The composability claim the SLED post makes — "SLED can be flexibly integrated with other factuality decoding methods" — explicitly includes DoLa-style contrast; the two are not architecturally exclusive.
What the SLED source discloses about DoLa¶
The Google Research SLED post names DoLa once as the prior SOTA and links to the GitHub repo and arXiv paper, but doesn't reproduce DoLa's mechanism. Per the linked arXiv paper's abstract (referenced for context, not reconstructed as claims here), DoLa's rule is to amplify logit differences between a mature and a premature layer — no additional decoding-time machinery beyond the contrast. Concrete mechanism detail lives in the paper; this wiki page stops at what the SLED source confirms.

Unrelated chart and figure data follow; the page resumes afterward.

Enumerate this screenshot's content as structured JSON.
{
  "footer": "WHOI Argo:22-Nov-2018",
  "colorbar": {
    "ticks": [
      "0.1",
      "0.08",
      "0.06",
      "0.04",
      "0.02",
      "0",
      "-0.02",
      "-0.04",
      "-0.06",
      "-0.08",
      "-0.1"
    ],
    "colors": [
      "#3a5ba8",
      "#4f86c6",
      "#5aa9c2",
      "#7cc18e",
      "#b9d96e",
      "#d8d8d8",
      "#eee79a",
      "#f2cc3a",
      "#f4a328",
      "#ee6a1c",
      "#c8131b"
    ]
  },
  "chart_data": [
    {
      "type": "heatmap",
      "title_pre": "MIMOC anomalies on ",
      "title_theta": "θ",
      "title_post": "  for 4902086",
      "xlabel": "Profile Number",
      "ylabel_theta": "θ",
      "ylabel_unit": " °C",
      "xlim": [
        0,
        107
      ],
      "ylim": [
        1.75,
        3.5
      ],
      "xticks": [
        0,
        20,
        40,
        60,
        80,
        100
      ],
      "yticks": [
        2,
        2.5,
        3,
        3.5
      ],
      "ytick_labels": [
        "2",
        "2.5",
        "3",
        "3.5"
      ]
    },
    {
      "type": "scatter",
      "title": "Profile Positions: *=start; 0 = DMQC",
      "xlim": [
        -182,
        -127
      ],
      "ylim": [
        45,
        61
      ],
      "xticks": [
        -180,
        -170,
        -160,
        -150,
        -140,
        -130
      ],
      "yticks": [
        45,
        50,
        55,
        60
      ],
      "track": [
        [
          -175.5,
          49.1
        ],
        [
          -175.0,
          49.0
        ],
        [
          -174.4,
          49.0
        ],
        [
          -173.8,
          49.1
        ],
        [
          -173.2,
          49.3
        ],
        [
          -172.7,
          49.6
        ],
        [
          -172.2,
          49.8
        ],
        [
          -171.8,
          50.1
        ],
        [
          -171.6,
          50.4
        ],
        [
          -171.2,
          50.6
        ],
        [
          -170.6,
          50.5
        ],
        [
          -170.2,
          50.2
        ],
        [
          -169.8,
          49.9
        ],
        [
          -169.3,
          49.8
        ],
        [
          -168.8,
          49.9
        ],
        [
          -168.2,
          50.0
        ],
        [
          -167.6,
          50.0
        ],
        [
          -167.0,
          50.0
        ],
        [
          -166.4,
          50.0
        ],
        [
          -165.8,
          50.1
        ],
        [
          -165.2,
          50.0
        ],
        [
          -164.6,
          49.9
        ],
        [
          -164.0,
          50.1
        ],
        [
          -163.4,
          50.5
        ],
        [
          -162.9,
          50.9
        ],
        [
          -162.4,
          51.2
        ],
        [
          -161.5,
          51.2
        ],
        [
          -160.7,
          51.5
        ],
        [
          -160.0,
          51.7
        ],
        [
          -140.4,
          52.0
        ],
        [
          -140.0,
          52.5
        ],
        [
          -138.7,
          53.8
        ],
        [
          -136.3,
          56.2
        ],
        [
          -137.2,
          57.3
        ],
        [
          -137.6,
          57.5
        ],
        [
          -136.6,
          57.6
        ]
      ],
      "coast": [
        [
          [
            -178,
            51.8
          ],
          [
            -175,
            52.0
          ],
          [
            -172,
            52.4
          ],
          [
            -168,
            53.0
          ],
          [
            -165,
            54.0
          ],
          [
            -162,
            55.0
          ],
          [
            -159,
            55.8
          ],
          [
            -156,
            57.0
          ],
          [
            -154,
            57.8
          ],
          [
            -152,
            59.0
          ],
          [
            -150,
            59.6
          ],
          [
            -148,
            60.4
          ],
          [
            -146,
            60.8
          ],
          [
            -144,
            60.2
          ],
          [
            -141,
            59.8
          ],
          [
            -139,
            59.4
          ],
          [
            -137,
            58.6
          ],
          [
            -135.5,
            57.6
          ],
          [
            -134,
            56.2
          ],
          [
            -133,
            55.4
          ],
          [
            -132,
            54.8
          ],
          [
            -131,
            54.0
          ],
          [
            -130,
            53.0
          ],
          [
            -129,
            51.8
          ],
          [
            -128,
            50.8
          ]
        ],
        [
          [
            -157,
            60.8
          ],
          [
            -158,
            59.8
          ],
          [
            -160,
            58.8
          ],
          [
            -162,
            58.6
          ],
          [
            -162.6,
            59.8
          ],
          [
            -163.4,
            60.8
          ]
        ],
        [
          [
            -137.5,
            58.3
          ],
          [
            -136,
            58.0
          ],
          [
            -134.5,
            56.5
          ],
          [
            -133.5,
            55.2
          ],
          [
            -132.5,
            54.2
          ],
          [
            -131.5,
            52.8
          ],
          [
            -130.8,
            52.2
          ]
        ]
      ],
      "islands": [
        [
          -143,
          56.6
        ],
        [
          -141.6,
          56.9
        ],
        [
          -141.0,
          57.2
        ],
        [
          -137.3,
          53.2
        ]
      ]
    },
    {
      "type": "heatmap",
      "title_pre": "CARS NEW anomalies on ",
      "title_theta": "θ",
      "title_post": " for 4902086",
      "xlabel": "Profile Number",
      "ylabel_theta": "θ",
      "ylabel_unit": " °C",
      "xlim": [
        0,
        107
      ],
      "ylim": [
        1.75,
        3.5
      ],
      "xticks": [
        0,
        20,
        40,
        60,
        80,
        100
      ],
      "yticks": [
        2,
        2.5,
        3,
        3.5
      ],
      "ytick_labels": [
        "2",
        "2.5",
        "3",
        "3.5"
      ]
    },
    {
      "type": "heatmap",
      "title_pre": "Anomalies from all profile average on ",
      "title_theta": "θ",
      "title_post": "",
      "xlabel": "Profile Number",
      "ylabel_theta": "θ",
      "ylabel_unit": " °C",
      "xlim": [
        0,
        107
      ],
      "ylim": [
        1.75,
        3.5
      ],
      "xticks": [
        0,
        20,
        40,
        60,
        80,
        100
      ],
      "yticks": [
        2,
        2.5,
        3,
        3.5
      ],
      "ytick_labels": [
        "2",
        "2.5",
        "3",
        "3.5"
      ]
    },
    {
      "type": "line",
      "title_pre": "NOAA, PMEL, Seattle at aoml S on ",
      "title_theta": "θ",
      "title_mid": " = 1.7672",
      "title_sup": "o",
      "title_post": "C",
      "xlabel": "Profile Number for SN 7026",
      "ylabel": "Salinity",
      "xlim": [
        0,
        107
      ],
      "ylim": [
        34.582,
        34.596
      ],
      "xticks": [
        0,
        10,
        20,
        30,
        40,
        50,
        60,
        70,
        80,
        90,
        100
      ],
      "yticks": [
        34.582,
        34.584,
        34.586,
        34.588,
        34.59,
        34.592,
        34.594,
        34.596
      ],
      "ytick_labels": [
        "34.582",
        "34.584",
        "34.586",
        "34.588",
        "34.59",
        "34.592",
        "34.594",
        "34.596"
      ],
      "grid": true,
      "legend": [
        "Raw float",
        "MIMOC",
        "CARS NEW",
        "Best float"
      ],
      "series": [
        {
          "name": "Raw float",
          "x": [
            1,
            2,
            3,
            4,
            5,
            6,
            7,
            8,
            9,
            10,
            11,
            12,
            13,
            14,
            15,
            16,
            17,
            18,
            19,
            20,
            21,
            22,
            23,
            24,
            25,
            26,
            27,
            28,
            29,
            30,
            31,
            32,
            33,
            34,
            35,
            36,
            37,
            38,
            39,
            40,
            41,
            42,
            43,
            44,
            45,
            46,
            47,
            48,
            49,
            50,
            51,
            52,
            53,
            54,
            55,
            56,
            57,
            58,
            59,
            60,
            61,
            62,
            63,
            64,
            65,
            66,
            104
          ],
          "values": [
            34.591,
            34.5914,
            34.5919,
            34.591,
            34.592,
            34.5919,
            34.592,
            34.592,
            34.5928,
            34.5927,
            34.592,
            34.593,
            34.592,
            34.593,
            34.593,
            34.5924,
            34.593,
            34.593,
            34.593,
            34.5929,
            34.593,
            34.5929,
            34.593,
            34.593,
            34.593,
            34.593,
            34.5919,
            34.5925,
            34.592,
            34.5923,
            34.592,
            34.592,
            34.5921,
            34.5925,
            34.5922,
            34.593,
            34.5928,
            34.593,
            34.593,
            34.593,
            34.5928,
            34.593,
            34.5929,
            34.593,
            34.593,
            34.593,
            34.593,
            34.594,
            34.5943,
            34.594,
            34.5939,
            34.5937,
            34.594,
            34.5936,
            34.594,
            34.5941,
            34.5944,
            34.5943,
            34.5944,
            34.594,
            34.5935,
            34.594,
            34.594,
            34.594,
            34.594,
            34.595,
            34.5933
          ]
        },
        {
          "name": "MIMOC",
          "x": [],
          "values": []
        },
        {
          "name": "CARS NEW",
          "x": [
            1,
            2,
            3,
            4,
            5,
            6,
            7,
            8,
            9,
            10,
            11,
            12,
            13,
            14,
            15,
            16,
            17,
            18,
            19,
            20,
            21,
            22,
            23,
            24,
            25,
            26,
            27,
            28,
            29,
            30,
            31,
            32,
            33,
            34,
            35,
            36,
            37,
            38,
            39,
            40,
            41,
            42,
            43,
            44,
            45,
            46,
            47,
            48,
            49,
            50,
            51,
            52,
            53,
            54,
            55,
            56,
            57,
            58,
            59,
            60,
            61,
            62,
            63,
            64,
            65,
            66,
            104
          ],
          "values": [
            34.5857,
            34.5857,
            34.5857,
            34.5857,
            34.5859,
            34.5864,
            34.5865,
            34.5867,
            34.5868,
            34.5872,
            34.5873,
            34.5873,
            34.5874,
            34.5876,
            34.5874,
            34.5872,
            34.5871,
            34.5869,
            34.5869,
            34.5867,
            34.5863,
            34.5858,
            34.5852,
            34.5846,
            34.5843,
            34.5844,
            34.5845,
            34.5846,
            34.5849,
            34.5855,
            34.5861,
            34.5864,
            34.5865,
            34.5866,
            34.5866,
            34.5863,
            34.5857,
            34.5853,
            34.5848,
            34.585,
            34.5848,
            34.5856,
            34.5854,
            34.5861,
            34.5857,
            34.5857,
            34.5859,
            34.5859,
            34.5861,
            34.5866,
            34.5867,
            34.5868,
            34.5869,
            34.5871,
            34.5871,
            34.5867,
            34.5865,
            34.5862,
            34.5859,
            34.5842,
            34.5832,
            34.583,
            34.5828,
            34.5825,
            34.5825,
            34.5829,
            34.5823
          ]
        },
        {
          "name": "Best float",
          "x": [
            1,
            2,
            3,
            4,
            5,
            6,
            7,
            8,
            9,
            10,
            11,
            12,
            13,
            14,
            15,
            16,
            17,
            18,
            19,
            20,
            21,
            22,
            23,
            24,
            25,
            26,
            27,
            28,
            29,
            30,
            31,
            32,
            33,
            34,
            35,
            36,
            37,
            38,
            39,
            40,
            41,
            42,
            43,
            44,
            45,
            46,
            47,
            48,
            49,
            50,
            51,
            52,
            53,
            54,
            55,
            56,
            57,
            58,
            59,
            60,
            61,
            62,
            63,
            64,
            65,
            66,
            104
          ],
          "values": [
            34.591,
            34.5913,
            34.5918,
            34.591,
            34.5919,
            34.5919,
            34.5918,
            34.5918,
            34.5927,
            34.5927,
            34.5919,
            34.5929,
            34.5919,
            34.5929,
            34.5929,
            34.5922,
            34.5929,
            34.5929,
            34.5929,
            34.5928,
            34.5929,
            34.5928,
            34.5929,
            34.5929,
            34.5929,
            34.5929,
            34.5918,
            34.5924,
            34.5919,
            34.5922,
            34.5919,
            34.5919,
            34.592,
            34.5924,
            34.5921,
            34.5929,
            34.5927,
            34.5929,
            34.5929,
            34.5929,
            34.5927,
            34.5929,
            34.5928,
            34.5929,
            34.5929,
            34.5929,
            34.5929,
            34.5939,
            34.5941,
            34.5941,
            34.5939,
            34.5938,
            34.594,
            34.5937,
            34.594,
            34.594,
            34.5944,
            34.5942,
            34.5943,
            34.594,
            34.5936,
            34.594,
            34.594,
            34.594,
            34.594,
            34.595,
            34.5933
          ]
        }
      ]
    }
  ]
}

Relationship to other wiki primitives¶
- systems/sled — the SOTA successor as of NeurIPS 2024; SLED generalises "contrast two layers" to "weight-average all layers".
- concepts/factuality-decoding — the category DoLa instantiates alongside SLED.
- concepts/early-exit-logits — the shared primitive: vocabulary distributions from intermediate transformer layers, obtained by applying the final projection matrix to intermediate hidden states.
- concepts/logits — the underlying scores DoLa contrasts.
- concepts/llm-hallucination — the failure mode DoLa remediates.
- concepts/llm-decoding-step — the insertion point; DoLa is a modification of the final decoding phase.
Seen in¶
- sources/2025-09-17-google-sled-making-llms-more-accurate-by-using-all-of-their-layers — named as the prior best factuality-decoding baseline; the ~4% decoding-time and up-to-16%-accuracy comparison anchor for SLED.